Now our work here is not done. This took almost 30-minutes of watching, discussing, and idea generating to get to a solution and now it was time to go home -SIGH-. The spinning wheel was still spinning. The next day, I had to give him another chance to catch it just so. When it was time to group the children for our dramatic play session, I made sure to get all those key players together. During our pre-meeting, the cat-family game got the all-clear and they took off to cat around in the other half of the room as fast as their whiskers could take them.
I talked to our group about how one set liked to play ship battle and our pair of friends liked to play rocket ship building. I had to get these kids all together without telling them that is what I had in mind. I asked them if I could give them a whole new scenario...Aliens. When you watch children play, over time, you see very familiar stops on the spinning wheel, like cat family, ship battle, rocket ship, lost children, etc. I said, "What if . . . you were in outer space, really far away..."
Their eyes got big. "Like Jupiter?"
"Even farther, like another galaxy. And you landed on a planet no one has ever even been to."
Side note. You realize that Jupiter is a planet they have been to because it is named and we have seen images of Jupiter. Imagination is so cool.
I continued, "And you found alien eggs. And you didn't know what was in them and you brought them back to the ship and WHAT IF THEY HATCH???? INSIDE THE SHIP???? They could be fuzzy little bunny pets OR they could have very sharp teeth. YOU JUST DON'T KNOW!!!!"
Side note. Nods to Gene Roddenberry and Ridley Scott.

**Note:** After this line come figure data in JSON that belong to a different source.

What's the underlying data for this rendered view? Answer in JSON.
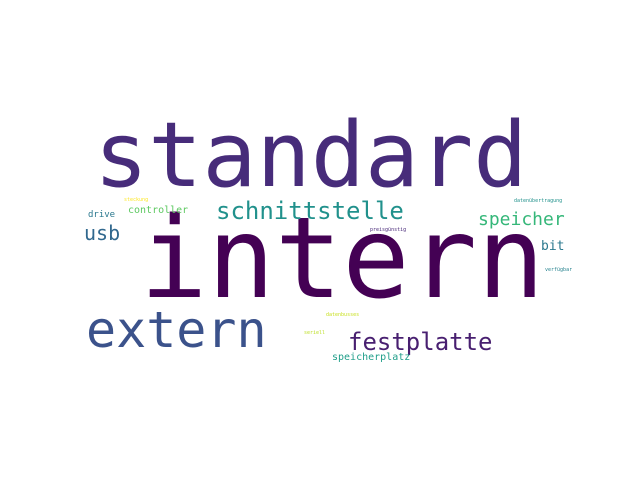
{
  "word_cloud": {
    "words": {
      "standard": "standard",
      "intern": "intern",
      "extern": "extern",
      "schnittstelle": "schnittstelle",
      "festplatte": "festplatte",
      "speicher": "speicher",
      "usb": "usb",
      "bit": "bit",
      "controller": "controller",
      "drive": "drive",
      "speicherplatz": "speicherplatz",
      "tiny_1": "steckung",
      "tiny_2": "preisgünstig",
      "tiny_3": "datenübertragung",
      "tiny_4": "verfügbar",
      "tiny_5": "datenbusses",
      "tiny_6": "seriell"
    },
    "colors": {
      "background": "#ffffff",
      "palette": [
        "#440154",
        "#472c7a",
        "#3b528b",
        "#31688e",
        "#21918c",
        "#35b779",
        "#fde725"
      ]
    }
  }
}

They were hooked. I gave them some of the rock babies for eggs. Those proved so important to the play, we had to go outside and get more. They worked TOGETHER to build the ship. They worked TOGETHER to make breathing apparatuses from curtain drape tie-back/tassels. They worked TOGETHER to figure out how to x-ray the eggs to see if they had sharp teeth or no teeth. Then, they built a hatching station for the ones without sharp teeth.
That play arc can now be recalled as a stop on the spinning wheel. They played together and they played something new and it worked for all of them.
The wheel never stops spinning really. We just hold it for a second and then it begins again. The time to play is now and yet it is never that simple and you have to be ready.